Although water agencies must test their water at specified intervals (i.e., weekly for bacteria), there are no monitoring requirements for pharmaceuticals in water. The Coachella Valley Water District volunteered — in fact, paid $10,000 — to participate in a national research project specifically designed to test for pharmaceuticals.

“We wanted to be proactive,” explains Steve Bigley, environmental services manager, referring to the “emerging issue” widely reported in the media earlier this year. “The whole reason was not to just run a bunch of tests,” he says, but, more importantly, “to look at what it means … what level would be a level of concern.

“The regulating agencies have not done the work yet," Bigley says. “It takes years to go through that process. We need to know what it means.”

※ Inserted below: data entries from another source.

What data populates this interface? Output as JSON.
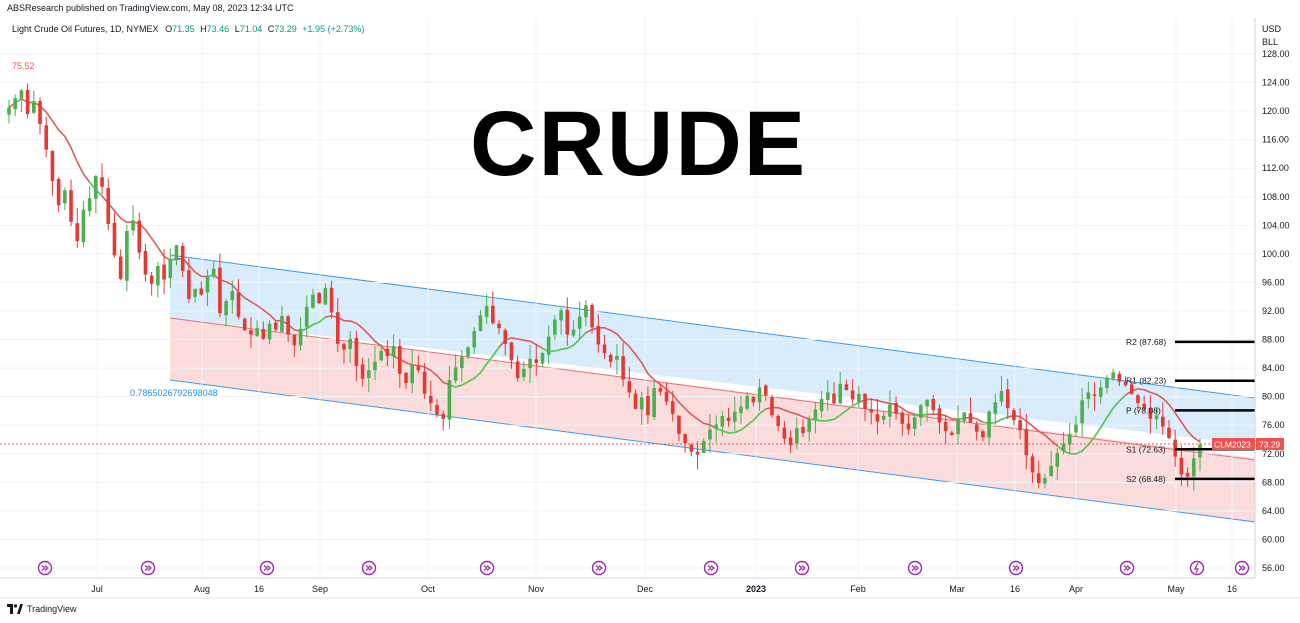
{
  "publisher_line": "ABSResearch published on TradingView.com, May 08, 2023 12:34 UTC",
  "symbol_line": {
    "name": "Light Crude Oil Futures, 1D, NYMEX",
    "o_label": "O",
    "o": "71.35",
    "h_label": "H",
    "h": "73.46",
    "l_label": "L",
    "l": "71.04",
    "c_label": "C",
    "c": "73.29",
    "change": "+1.95 (+2.73%)"
  },
  "currency": "USD",
  "unit": "BLL",
  "watermark": "CRUDE",
  "high_marker": "75.52",
  "fib_label": "0.7865026792698048",
  "price_tag": {
    "symbol": "CLM2023",
    "value": "73.29"
  },
  "branding": "TradingView",
  "colors": {
    "up": "#26a69a",
    "down": "#ef5350",
    "down_candle": "#e53935",
    "up_candle": "#4caf50",
    "channel_upper_fill": "#d8ecfc",
    "channel_lower_fill": "#fbdadb",
    "channel_line": "#2196f3",
    "ma_red": "#e05a5a",
    "ma_green": "#4cd35a",
    "pivot": "#000000",
    "accent": "#9c27b0"
  },
  "chart_data": {
    "type": "candlestick",
    "y_axis": {
      "min": 56,
      "max": 128,
      "ticks": [
        "128.00",
        "124.00",
        "120.00",
        "116.00",
        "112.00",
        "108.00",
        "104.00",
        "100.00",
        "96.00",
        "92.00",
        "88.00",
        "84.00",
        "80.00",
        "76.00",
        "72.00",
        "68.00",
        "64.00",
        "60.00",
        "56.00"
      ]
    },
    "x_axis": {
      "ticks": [
        "Jul",
        "Aug",
        "16",
        "Sep",
        "Oct",
        "Nov",
        "Dec",
        "2023",
        "Feb",
        "Mar",
        "16",
        "Apr",
        "May",
        "16"
      ]
    },
    "close_series": [
      120.5,
      121.8,
      122.9,
      119.6,
      121.4,
      118.2,
      114.6,
      110.2,
      106.8,
      108.9,
      104.5,
      101.8,
      106.2,
      107.8,
      110.9,
      109.4,
      104.2,
      99.8,
      96.5,
      103.2,
      104.7,
      100.2,
      97.1,
      95.8,
      98.3,
      96.4,
      99.1,
      101.2,
      97.6,
      93.7,
      95.1,
      94.3,
      96.8,
      97.9,
      91.7,
      93.4,
      94.8,
      91.2,
      89.3,
      88.7,
      89.6,
      88.1,
      90.2,
      89.4,
      91.3,
      88.7,
      87.2,
      89.5,
      92.6,
      94.3,
      93.1,
      95.2,
      91.8,
      87.4,
      86.6,
      88.1,
      84.3,
      82.5,
      83.7,
      84.9,
      86.4,
      85.7,
      87.1,
      83.2,
      81.9,
      84.5,
      83.7,
      80.4,
      79.1,
      77.5,
      76.9,
      82.3,
      84.1,
      85.6,
      86.9,
      89.2,
      91.4,
      92.7,
      90.3,
      89.6,
      87.4,
      85.1,
      82.6,
      83.9,
      85.3,
      84.7,
      86.1,
      88.4,
      90.8,
      92.1,
      88.7,
      89.4,
      91.2,
      92.8,
      89.7,
      87.3,
      86.1,
      84.9,
      85.7,
      82.4,
      80.6,
      78.3,
      79.9,
      77.4,
      81.2,
      80.7,
      79.3,
      77.6,
      74.8,
      73.5,
      72.3,
      71.9,
      73.8,
      75.4,
      76.1,
      77.3,
      76.6,
      77.9,
      78.6,
      80.1,
      79.2,
      81.3,
      80.2,
      77.4,
      75.9,
      74.1,
      73.2,
      75.6,
      74.9,
      76.8,
      78.2,
      79.7,
      80.6,
      79.1,
      81.8,
      80.9,
      79.6,
      80.4,
      78.3,
      77.8,
      76.5,
      77.3,
      78.9,
      77.6,
      76.2,
      75.4,
      77.1,
      78.8,
      79.6,
      78.1,
      76.4,
      75.2,
      74.6,
      76.9,
      77.8,
      76.4,
      75.1,
      74.3,
      77.9,
      79.2,
      80.8,
      78.4,
      76.7,
      75.3,
      71.8,
      69.4,
      67.9,
      68.6,
      70.3,
      72.1,
      73.4,
      74.8,
      76.1,
      79.5,
      80.6,
      80.2,
      81.3,
      82.7,
      83.4,
      82.1,
      81.6,
      80.4,
      79.1,
      78.3,
      76.9,
      77.4,
      75.8,
      74.2,
      71.6,
      69.1,
      68.8,
      71.35,
      73.29
    ],
    "pivots": [
      {
        "label": "R2 (87.68)",
        "value": 87.68
      },
      {
        "label": "R1 (82.23)",
        "value": 82.23
      },
      {
        "label": "P (78.08)",
        "value": 78.08
      },
      {
        "label": "S1 (72.63)",
        "value": 72.63
      },
      {
        "label": "S2 (68.48)",
        "value": 68.48
      }
    ],
    "last_price": 73.29
  }
}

In 2006, CVWD submitted samples from two well sites: one at Victoria Falls in Rancho Mirage and one at Palm Desert Country Club in Palm Desert. The American Water Works Association Research Foundation is expected to release its findings this summer. While the participants will remain anonymous in the formal report, the foundation provided individual results to participating water agencies at their urging following media reports. CVWD has included that information in its just-released annual water quality report.

What the report shows is that none of the 63 compounds under evaluation were detected in the Victoria Falls well and that amounts of three of the 63 compounds detected in the Palm Desert Country Club well were far below a level that would indicate a health risk.

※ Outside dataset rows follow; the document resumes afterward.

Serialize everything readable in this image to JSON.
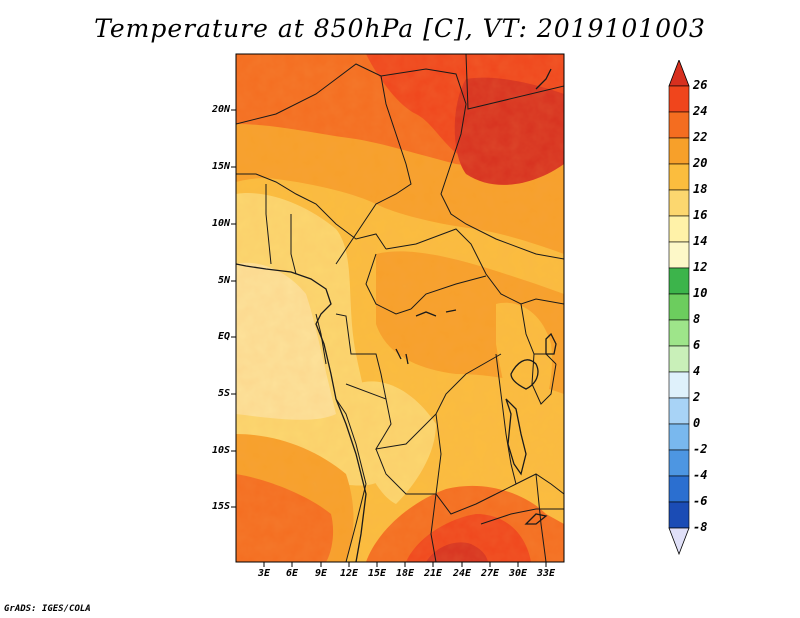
{
  "title": "Temperature at 850hPa [C], VT: 2019101003",
  "credit": "GrADS: IGES/COLA",
  "map": {
    "lat_labels": [
      "20N",
      "15N",
      "10N",
      "5N",
      "EQ",
      "5S",
      "10S",
      "15S"
    ],
    "lon_labels": [
      "3E",
      "6E",
      "9E",
      "12E",
      "15E",
      "18E",
      "21E",
      "24E",
      "27E",
      "30E",
      "33E"
    ]
  },
  "colorbar": {
    "labels": [
      "26",
      "24",
      "22",
      "20",
      "18",
      "16",
      "14",
      "12",
      "10",
      "8",
      "6",
      "4",
      "2",
      "0",
      "-2",
      "-4",
      "-6",
      "-8"
    ],
    "colors": [
      "#d7301f",
      "#f0451c",
      "#f46d20",
      "#f7a02a",
      "#fbbd3e",
      "#fcd76f",
      "#fff2a8",
      "#3cb44b",
      "#6ccd5e",
      "#9ee58a",
      "#c9f0b9",
      "#d4e9fb",
      "#a8d3f6",
      "#79b8ee",
      "#4d96e2",
      "#2b6fd0",
      "#1b4cb5",
      "#123089",
      "#0c1a5c",
      "#e0e0f8"
    ],
    "over_color": "#d7301f",
    "under_color": "#e0e0f8"
  }
}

Researchers calculated the acceptable daily intake level using the same methods used by the U.S. Environmental Protection Agency.

Depending on the compound, “[a] person would have to drink 9,000 to 18 million liters of water each day from [the well] over a lifetime to drink a level that might cause EPA to be concerned about possible health effects,” Bigley says. “One would have to drink an even more impossibly large amount of water from this well each day to get a dose that a doctor might prescribe for a medical condition.” The three compounds — an antibiotic and two antiseizure drugs — were detected in levels of 1.2 to 2.6 nanograms per liter, or one part per trillion.

“We think this is good information,” Bigley says. “This shows we don’t have a problem.”